5.1. Voor zover de raad op de zitting heeft betoogd dat het naar voren brengen op de zitting van dit laatste strijdig is met de goede procesorde, overweegt de Afdeling dat dit een argument is bij het betoog over de gestelde beperking van de bedrijfsvoering. Het argument is technisch niet ingewikkeld zodat er geen reden is om dit buiten beschouwing te laten. De Afdeling zal hierop ingaan.

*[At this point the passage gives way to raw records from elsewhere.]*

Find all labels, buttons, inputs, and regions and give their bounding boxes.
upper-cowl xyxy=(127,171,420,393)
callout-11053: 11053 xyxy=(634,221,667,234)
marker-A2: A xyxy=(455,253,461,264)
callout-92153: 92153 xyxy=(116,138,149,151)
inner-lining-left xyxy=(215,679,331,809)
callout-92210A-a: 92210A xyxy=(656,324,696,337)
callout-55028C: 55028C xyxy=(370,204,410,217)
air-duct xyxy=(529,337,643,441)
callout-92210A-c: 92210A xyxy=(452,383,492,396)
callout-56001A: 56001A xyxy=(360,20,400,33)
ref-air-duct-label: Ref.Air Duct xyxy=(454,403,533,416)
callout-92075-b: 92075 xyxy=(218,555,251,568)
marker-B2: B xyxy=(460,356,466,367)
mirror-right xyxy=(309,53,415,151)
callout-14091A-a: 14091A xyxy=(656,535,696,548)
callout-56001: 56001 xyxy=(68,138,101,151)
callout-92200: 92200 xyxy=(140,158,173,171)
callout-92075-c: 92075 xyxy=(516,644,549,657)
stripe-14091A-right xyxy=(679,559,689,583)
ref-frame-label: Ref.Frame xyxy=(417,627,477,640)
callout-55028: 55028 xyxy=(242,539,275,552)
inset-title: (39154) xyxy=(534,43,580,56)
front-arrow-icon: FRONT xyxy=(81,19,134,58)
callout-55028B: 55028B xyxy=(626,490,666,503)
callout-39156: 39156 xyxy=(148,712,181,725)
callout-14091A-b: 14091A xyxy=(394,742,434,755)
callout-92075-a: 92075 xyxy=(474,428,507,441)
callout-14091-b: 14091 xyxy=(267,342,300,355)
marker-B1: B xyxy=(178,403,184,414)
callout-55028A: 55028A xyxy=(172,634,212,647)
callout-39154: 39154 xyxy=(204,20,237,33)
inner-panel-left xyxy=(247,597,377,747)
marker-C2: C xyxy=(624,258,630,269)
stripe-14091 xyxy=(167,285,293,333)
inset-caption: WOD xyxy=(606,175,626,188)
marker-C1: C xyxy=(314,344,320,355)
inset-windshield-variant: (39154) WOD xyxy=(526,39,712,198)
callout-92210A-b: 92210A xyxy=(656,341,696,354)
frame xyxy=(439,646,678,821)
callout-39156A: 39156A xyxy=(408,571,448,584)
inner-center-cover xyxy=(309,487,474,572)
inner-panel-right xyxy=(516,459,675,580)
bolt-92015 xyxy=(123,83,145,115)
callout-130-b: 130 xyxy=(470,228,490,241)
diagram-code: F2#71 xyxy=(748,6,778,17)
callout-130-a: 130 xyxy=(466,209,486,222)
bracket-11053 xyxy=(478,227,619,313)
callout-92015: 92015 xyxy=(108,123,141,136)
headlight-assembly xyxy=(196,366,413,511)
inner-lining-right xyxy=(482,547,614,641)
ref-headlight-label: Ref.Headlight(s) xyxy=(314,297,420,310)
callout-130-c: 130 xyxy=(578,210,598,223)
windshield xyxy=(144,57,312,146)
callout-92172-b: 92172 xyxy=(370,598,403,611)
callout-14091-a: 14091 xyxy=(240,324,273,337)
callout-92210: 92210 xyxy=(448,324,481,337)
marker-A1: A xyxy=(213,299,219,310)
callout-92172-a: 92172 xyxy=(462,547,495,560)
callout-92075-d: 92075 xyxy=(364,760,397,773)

5.2. Artikel 3 Agrarisch - 5 van de regels van het reparatieplan luidt:
"Ter aanvulling op hetgeen dat is bepaald in de specifieke gebruiksregels in artikel 7.5 van het bestemmingsplan "Buitengebied 2007" binnen de bestemming 'Agrarisch - 5', wordt tot een strijdig gebruik van gronden met deze bestemming, in ieder geval gerekend:
a. agrarisch bedrijfsmatig gebruik, anders dan het gebruik als mestopslag, ter plaatse van de aanduiding 'specifieke vorm van agrarisch uitgesloten - bedrijfsmatig agrarisch gebruik', met dien verstande dat een bedrijfswoning of dienstwoning binnen de aanduiding 'specifieke vorm van agrarisch uitgesloten - bedrijfsmatig agrarisch gebruik' is toegestaan;
b. gebruik als mestopslag ter plaatse van de aanduiding 'specifieke vorm van agrarisch uitgesloten - mestopslag'."
5.3. De raad heeft op 9 november 2023 opnieuw voorzien in de woningbouwontwikkeling op de gronden nabij die van [appellante]. In verband met de uitspraak van 21 juni 2023 heeft de raad zich kennelijk genoodzaakt gezien mestopslag alsnog planologisch mogelijk te maken op de plek die daarvoor nu al wordt gebruikt. Hiertoe heeft de raad voor deze gronden, anders dan het geval is voor de gronden van het voorste gedeelte van het agrarisch bedrijfsperceel, niet voorzien in de aanduiding "specifieke vorm van agrarisch uitgesloten - mestopslag". Wel is aan de gronden met de mestplaat, evenals aan de daaromheen liggende gronden met onder meer de bedrijfswoning, de aanduiding "specifieke vorm van agrarisch uitgesloten - bedrijfsmatig agrarisch gebruik" toegekend. Gevolg is dat de mestplaat als zodanig is bestemd. Hiertegen komt [appellante] niet op. Wel is zij het er niet mee eens dat op de rest van het voorste gedeelte van het agrarisch bedrijfsperceel geen nieuwe mestopslag mogelijk kan worden gemaakt. Ook is zij het er niet mee eens dat de planregeling zich ertegen verzet dat zij mest met een tractor naar en van de mestplaat rijdt.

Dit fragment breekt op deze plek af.